Penolakan perpanjangan masa jabatan Presiden dan penundaan Pemilu 2024 lebih dulu datang dari Partai Persatuan Pembangunan (PPP), Partai Demokrat (PD), dan Partai Keadilan Sejahtera (PKS). Sedangkan Partai Demokrasi Indonesia Perjuangan (PDIP), Partai Nasional Demokrat (Nasdem) dan Gerindra tidak terburu-buru mengambil sikap.
Manuver politik tidak terelakkan menjadi sarapan para elit poitik dalam nuansa demokrasi. Manuver politik yang menjadi gaduh sampai ke akar rumput tentu sangat disayangkan.
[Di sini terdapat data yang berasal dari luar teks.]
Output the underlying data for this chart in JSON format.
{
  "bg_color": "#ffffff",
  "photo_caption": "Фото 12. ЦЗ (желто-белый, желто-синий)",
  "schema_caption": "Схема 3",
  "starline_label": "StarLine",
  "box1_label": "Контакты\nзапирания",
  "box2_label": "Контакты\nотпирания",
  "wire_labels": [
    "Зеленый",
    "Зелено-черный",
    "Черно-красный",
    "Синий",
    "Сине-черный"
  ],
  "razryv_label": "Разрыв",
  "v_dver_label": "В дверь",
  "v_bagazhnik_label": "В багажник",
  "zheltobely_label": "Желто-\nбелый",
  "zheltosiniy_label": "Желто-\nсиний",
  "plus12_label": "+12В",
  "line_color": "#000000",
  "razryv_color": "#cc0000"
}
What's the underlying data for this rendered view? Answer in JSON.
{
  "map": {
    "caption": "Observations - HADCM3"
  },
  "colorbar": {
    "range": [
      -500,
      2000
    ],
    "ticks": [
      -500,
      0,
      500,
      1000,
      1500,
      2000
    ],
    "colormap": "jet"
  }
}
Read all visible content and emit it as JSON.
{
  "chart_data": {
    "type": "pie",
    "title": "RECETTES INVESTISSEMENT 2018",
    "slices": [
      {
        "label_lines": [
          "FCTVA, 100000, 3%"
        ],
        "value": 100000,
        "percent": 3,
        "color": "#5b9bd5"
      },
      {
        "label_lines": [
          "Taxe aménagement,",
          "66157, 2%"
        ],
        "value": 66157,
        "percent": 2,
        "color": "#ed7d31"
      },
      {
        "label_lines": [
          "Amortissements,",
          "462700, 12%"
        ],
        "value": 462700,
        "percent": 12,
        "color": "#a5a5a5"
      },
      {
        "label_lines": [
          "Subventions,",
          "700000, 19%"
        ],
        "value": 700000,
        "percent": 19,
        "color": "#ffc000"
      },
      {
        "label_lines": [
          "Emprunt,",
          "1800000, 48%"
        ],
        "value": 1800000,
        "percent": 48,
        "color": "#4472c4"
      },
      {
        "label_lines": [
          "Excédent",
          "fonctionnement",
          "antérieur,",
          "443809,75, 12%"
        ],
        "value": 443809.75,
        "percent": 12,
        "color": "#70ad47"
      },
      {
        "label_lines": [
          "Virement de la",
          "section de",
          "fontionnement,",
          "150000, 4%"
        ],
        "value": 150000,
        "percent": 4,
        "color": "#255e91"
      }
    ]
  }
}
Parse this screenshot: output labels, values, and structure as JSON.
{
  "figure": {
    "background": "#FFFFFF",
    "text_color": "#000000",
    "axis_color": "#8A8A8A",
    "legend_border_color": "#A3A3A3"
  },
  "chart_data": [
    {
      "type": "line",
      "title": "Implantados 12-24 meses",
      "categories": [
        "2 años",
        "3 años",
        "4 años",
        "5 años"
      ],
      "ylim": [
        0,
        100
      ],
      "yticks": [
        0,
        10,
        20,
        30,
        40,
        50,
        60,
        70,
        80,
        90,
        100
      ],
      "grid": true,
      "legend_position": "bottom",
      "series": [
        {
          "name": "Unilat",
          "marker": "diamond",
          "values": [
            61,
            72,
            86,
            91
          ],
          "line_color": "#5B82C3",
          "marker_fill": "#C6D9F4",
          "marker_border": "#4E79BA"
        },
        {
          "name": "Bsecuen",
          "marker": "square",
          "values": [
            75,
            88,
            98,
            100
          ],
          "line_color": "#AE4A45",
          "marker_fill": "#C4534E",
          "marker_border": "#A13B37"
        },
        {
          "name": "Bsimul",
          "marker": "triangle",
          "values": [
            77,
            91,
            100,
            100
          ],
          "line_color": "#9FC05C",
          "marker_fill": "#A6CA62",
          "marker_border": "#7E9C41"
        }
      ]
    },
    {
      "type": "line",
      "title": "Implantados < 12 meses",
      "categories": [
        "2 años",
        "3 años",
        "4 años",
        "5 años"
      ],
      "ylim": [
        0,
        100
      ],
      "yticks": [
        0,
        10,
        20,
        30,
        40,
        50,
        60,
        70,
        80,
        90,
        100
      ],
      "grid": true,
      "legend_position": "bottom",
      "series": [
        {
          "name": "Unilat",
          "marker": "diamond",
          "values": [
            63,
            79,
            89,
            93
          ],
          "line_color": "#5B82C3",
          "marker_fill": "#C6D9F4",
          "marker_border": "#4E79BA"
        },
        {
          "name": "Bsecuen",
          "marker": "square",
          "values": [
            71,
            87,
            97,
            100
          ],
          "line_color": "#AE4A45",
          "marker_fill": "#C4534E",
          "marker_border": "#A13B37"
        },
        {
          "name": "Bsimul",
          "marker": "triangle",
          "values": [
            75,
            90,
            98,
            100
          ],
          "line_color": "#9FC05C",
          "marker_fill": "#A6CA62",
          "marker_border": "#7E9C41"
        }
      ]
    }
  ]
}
Pandemi covid 19 dan kondisi ekonomi nasional, langka dan mahalnya bahan pangan, dampak perang Rusia-Ukraina, serta kondisi lainnya, bukan hanya dijadikan alasan pembenaran dari manuver politik, melainkan menjadi pekerjaan serius negara yang harus diselesaikan.
Karena, sejatinya surat cinta bukan hanya dialamatkan kepada Jokowi, melainkan kepada bangsa Indonesia. Merubah konstitusi adalah dengan konstitusi itu sendiri. Itulah cinta sejati, cinta NKRI.